Gérer ces comportements supplémentaires nécessite effectivement des adaptations du serveur. Mais en réalité c’est un moindre mal :
- Les adaptations sont en réalité simple à implémenter, de simples ajouts dans le code de la vue sont suffisants pour transmettre les nouvelles données des différentes interactions.
- Il suffira de re-réhydrater le formulaire avec les paramètres reçus par le serveur pour préserver la saisie.
- En réalité, il n’est pas nécessaire de distinguer les différentes actions individuellement. Il suffit en fait de différencier la validation définitive d’une simple demande d’interaction. On voit que cette approche est facilement généralisable et la quantité de code n’augmente pas avec le nombre de comportement interactifs (on gère tous les comportements interactifs avec une seule modification du contrôleur).
- Une autre approche aurait également nécessité des adaptations côté serveur (par exemple, une API permettant de renvoyer la liste ou le lien à copier). On peut en plus remarquer que les adaptations rendues nécessaires par l’approche d’amélioration progressive sont beaucoup plus génériques et seront donc aussi plus faciles à maintenir.
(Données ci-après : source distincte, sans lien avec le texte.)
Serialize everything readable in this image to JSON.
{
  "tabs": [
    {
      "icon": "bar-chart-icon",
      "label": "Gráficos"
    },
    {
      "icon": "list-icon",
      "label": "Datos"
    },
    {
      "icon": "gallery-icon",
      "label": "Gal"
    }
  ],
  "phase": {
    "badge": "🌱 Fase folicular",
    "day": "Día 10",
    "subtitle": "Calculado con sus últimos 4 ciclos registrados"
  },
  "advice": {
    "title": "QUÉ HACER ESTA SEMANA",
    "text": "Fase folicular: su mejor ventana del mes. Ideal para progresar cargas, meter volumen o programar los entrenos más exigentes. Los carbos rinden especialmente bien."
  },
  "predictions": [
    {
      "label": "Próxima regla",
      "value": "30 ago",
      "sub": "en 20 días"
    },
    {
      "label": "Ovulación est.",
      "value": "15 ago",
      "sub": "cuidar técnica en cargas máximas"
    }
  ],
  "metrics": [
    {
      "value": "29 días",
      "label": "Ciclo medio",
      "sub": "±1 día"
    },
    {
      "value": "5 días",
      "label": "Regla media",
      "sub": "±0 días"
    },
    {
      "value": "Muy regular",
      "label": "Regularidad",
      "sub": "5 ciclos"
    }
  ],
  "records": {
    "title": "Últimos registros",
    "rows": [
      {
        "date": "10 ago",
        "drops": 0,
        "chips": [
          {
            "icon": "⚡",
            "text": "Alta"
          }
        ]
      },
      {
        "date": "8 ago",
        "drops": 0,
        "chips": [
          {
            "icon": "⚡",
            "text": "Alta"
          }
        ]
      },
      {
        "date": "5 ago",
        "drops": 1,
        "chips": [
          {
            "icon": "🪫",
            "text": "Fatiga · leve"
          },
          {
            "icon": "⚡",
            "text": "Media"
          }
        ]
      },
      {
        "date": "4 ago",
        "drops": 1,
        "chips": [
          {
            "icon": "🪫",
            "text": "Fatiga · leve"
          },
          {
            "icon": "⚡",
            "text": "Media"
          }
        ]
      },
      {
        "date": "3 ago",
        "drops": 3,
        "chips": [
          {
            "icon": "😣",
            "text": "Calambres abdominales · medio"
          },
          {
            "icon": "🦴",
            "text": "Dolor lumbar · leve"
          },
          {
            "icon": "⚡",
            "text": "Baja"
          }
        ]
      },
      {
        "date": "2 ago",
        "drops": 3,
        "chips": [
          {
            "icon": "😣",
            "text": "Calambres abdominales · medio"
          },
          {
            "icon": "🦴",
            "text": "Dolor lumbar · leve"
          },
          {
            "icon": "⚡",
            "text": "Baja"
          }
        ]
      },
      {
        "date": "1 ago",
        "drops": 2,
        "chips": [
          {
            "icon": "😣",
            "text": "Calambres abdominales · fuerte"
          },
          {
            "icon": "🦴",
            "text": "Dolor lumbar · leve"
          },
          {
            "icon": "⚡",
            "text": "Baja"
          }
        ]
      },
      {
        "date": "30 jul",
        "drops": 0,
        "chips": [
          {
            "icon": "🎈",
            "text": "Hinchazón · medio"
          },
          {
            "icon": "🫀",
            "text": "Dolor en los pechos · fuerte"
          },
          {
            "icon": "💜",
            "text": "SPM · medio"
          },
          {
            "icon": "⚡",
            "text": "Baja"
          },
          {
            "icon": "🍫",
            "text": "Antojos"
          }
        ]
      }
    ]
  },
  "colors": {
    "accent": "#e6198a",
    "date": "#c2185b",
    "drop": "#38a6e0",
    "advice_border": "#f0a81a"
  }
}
Cette approche ne dépend pas du type de fonctionnalité et peut donc être facilement généralisée à n’importe quel type de comportement interactif. En plus les fonctionnalités elles-mêmes sont génériques et pourront sans difficulté être réutilisées dans différents contextes et combinées pour fournir une expérience optimale tout en s’adaptant à la qualité de l’environnement de l’utilisateur.
Conclusion
L’amélioration progressive, bien que n’étant pas un concept nouveau est toujours d’actualité. Elle permet de concevoir toutes les fonctionnalités dont vous avez besoin à l’aide des technologies web standard, complétées progressivement avec du JavaScript pour enrichir l’expérience utilisateur. Même si de nombreux services se lancent sans se soucier des conditions dégradées que peuvent expérimenter leurs utilisateurs, notamment mobiles, l’amélioration progressive permet d’atteindre un public plus large et d’offrir une expérience utilisateur satisfaisante.
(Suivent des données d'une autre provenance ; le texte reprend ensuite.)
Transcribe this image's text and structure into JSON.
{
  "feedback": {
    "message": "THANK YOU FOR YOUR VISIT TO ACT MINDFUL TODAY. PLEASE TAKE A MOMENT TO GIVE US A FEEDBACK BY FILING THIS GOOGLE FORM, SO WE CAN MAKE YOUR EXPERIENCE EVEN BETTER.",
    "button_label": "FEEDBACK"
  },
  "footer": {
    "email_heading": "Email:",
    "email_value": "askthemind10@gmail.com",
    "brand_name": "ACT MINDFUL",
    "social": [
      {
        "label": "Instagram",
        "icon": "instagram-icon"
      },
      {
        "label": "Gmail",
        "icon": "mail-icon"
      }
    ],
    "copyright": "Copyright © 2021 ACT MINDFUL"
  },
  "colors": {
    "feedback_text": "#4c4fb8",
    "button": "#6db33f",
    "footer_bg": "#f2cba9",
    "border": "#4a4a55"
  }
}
Les avantages de cette approche sont multiples. En réduisant la quantité de JavaScript utilisée, elle conduit à un code plus léger, simple et facile à maintenir. La maintenance s’en trouve facilitée, car le code JavaScript est également plus général et réutilisable. Cette méthode offre également une robustesse accrue, les interactions utilisateur étant plus fiables grâce à l’utilisation des cycles de requête/réponse standards du navigateur, qui offrent également une meilleure gestion des erreurs par défaut.
Enfin, bien que l’adoption de l’amélioration progressive nécessite quelques ajustements côté serveur, ces derniers restent simples et génériques, favorisant l’évolutivité et la maintenabilité du code. En intégrant ces principes, les développeurs peuvent concevoir des applications performantes et accessibles.